The dormant market for bank mergers and acquisitions may be poised to rebound once a wave of healthier financial companies repay their Troubled Asset Relief Program funding this month, analysts and bankers said.
"We're not going to see a torrent yet, but I suspect we'll start to see a pickup [of merger activity] with the non-Tarp banks as we get into 2010," said Jeff Davis, a senior vice president and the research director at Howe Barnes Hoefer & Arnett Inc. "Paying off the Tarp frees these banks up to do private transactions."
Outside of federally assisted deals for failed banks, no major bank acquisition has been made since PNC Financial Services Group Inc. closed its $5.6 billion purchase of National City Corp. on Dec. 31.
That deal cast a pall over the bank M&A market as PNC was criticized by lawmakers for funding the purchase out of its $7.6 billion of Tarp money. The backlash made other relatively healthy banks wary of doing deals.
Of course, the mass deterioration of credit quality has also hampered activity.
Still, David Hendler, a senior analyst at CreditSights Inc., said the Tarp program "effectively halted" bank mergers. He, too, expects them to pick up as banks repay Tarp — something expected to begin this month — and take advantage of their relative financial heft by going shopping.
In a report last month, Hendler mentioned JPMorgan Chase & Co., U.S. Bancorp, BB&T Corp, Morgan Stanley and Goldman Sachs as the U.S. banking companies best positioned to do deals, though the latter two have both played down their interest in buying a retail bank.
Hendler said all of them have the capital to absorb acquisition targets weighed down by money-losing assets. All but Morgan Stanley passed the government stress test, and it has already raised $2.2 billion of capital, exceeding the $1.8 billion required by the stress test. These companies are expected to be among the first to repay Tarp, having successfully raised capital, a stipulation for repayment.
JPMorgan, U.S. Bancorp, Goldman and BB&T declined to comment. Morgan Stanley spokesman Mark Lake said that, were the company to do a retail bank deal, it would probably be a small transaction that would bolster its wealth management business.
The purchase of a sizable bank in the Southeast would make strategic sense for JPMorgan Chase and U.S. Bancorp, Hendler said. However, JPM's acquisition prospects are complicated by restrictions on deposit concentration.
Other banks will be prowling for deals, Hendler said, as the economy emerges from recession and banks look to drive up their earnings per share.
Rick Maples, the head of the financial institutions group and co-head of investment banking at Stifel Nicolaus & Co., agreed that the industry is due to consolidate.
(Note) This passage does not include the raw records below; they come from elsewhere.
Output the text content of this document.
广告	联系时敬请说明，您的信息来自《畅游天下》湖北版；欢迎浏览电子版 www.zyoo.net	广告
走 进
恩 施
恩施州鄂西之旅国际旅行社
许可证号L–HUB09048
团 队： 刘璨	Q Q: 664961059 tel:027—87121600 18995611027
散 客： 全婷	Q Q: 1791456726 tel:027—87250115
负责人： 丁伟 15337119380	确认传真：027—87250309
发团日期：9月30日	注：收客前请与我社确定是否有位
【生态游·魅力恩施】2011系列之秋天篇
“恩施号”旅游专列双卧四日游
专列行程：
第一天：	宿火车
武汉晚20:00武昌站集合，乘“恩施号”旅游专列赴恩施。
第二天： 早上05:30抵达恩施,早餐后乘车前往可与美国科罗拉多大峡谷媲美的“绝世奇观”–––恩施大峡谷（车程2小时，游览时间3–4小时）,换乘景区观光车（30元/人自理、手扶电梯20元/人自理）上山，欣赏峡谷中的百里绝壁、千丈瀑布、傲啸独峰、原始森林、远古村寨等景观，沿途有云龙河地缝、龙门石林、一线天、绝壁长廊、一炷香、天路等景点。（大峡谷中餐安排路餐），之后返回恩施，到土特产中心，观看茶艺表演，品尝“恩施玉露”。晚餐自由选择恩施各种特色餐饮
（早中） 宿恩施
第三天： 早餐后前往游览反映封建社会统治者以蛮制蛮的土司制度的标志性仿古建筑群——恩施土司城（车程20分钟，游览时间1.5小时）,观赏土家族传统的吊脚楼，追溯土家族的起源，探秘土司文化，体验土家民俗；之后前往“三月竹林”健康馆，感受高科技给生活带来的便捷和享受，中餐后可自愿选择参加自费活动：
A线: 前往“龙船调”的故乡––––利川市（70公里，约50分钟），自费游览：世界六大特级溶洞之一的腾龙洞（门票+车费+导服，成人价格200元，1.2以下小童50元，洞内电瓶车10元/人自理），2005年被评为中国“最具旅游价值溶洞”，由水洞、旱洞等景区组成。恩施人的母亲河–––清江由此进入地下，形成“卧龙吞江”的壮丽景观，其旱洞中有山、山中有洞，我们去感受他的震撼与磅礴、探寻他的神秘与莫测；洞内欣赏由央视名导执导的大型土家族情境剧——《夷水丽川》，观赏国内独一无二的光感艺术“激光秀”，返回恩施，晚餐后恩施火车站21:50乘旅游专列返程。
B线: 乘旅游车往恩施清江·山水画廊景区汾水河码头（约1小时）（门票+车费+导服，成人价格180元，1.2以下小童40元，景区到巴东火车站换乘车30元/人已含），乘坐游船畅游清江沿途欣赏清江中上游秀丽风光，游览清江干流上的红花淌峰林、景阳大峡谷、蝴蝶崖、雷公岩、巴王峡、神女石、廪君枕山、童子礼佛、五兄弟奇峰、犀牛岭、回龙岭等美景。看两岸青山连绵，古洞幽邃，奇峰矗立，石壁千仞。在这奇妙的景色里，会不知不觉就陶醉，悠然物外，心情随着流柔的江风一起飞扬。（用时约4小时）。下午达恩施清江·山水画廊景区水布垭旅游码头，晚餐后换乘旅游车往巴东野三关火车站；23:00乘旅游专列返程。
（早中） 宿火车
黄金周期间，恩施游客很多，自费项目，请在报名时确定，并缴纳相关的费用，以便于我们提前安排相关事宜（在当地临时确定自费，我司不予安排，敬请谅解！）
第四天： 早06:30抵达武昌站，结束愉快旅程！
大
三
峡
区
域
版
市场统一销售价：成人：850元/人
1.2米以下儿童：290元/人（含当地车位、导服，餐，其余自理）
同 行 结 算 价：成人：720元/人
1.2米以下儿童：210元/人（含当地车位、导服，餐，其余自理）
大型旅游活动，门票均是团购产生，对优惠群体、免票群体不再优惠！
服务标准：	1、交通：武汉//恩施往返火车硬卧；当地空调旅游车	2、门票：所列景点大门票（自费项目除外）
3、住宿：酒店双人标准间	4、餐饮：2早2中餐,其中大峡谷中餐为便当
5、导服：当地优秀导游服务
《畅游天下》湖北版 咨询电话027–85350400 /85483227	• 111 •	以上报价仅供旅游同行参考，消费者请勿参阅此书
Though banks may be motivated to do deals for strategic and financial reasons, he said, a purchase creates bragging rights.
"It's a sign of strength if they can make an acquisition after they pay off the Tarp dollars," he said. By "doing so th[ey] will show the market that they are" survivors.
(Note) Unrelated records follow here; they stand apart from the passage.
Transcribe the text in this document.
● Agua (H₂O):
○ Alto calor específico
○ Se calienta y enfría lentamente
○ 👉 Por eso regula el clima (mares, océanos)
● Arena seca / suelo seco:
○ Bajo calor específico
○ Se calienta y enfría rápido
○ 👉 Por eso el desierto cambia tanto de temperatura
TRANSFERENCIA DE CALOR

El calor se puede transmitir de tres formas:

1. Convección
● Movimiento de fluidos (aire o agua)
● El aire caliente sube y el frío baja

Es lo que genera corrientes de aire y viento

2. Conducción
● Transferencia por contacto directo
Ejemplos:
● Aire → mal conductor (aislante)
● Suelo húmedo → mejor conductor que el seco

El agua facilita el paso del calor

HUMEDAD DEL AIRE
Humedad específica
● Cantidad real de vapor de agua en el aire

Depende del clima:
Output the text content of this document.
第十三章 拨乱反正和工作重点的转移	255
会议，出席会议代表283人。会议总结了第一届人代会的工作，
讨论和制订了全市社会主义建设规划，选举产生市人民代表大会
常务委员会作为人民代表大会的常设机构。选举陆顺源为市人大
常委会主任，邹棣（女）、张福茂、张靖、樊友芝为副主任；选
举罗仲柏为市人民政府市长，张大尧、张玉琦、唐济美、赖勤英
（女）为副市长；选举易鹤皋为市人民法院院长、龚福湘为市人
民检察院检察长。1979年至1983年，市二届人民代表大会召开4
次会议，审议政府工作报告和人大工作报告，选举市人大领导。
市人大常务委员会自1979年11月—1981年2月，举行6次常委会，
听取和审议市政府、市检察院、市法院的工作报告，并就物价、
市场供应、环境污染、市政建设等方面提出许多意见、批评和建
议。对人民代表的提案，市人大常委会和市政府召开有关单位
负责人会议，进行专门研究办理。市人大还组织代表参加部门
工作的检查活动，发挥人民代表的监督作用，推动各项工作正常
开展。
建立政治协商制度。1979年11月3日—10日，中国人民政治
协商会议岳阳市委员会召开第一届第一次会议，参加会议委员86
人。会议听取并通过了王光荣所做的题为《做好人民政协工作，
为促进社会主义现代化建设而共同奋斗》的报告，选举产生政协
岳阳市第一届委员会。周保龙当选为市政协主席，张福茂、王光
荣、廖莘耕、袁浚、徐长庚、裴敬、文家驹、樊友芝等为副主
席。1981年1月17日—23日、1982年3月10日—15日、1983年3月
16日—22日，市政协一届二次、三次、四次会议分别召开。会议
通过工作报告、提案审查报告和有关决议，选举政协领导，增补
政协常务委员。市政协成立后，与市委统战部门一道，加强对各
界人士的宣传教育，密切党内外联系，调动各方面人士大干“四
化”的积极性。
Maples said some other economic factors, such as figuring out how to value troubled assets, must fall into place before the M&A market rebounds.
Thomas Chen, a managing director and the group head for financial institutions at Piper Jaffray & Co., agreed.
He does not see the M&A market other than assisted deals gathering steam until mid-2010. Though mergers may remain tepid until then, he does expect more companies to shed unwanted units like specialty finance and mortgage divisions to cut risks and raise capital.